Japan, which I likened to a middle-distance runner, provides a cautionary tale. With a rapidly growing workforce and a young population, Japan’s GDP soared from 8% of America’s in 1960 to 73% by 1995. In 1994, however, its prime-age labor force (15-59) began to decline, and it has since trailed the U.S. by every demographic measure. Japan’s economic growth rate has been lower than America’s since 1992, and its GDP has fallen to a mere 16% that of the U.S. in 2023.
Italy’s experience underscores the danger of ignoring demographic shifts.
Italy’s experience underscores the danger of ignoring demographic shifts. The country’s prime working-age labor force has been shrinking since 1993, and its population is significantly older than that of the U.S. Consequently, its GDP has dropped from 20% of America’s in 1992 to 8% this year.
China’s population aged more rapidly than previously predicted, and its fertility rate (births per woman) has been lower than that of the U.S. since 1991 and below those of Japan and Italy since 2021. China’s prime-age labor force began to shrink in 2012, signaling the end of its three-decade run of double-digit GDP growth.
In the decade since then, the gap between the Chinese and U.S. economies continued to narrow, partly owing to China’s massive housing bubble.

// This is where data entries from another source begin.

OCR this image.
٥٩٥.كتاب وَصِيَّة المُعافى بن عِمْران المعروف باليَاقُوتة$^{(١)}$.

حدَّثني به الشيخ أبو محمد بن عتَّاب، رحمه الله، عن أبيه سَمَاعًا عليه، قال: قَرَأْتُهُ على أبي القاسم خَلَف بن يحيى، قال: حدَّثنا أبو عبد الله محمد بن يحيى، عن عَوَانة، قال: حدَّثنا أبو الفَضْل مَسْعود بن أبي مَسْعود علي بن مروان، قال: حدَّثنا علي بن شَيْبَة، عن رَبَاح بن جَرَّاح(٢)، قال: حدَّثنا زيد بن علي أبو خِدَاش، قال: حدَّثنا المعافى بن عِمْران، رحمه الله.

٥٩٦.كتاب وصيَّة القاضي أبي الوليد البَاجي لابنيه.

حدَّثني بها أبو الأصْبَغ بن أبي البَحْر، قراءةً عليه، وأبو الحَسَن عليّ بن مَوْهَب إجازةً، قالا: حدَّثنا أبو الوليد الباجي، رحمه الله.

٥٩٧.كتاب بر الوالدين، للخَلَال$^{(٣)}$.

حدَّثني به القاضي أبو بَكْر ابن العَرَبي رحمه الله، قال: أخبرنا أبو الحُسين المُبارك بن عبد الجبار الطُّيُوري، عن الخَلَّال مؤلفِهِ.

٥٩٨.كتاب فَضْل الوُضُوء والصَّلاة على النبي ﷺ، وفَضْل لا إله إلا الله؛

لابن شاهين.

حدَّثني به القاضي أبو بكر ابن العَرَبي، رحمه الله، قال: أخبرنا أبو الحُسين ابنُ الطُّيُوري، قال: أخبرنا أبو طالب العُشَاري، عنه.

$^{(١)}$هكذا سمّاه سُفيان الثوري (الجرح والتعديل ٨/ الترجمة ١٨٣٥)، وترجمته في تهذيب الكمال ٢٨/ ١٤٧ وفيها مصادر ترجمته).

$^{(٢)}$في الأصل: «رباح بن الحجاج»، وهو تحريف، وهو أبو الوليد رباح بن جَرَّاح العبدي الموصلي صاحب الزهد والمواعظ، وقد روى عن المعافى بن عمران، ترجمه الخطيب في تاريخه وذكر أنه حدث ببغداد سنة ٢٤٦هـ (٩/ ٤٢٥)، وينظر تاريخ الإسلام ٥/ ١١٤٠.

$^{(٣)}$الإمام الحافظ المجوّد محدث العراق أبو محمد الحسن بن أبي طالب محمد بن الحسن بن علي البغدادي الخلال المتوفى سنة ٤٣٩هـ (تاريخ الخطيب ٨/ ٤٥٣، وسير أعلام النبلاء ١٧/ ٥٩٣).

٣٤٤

But by 2031-35, China will lag behind the U.S. in every demographic metric, and its GDP growth rate will likely fall below America’s. Chinese GDP has fallen from 76% of America’s in 2021 to 66% in 2023. While this decline is likely the result of short-term fluctuations, it could foreshadow a widening economic divide between a rapidly aging China and a largely middle-aged U.S.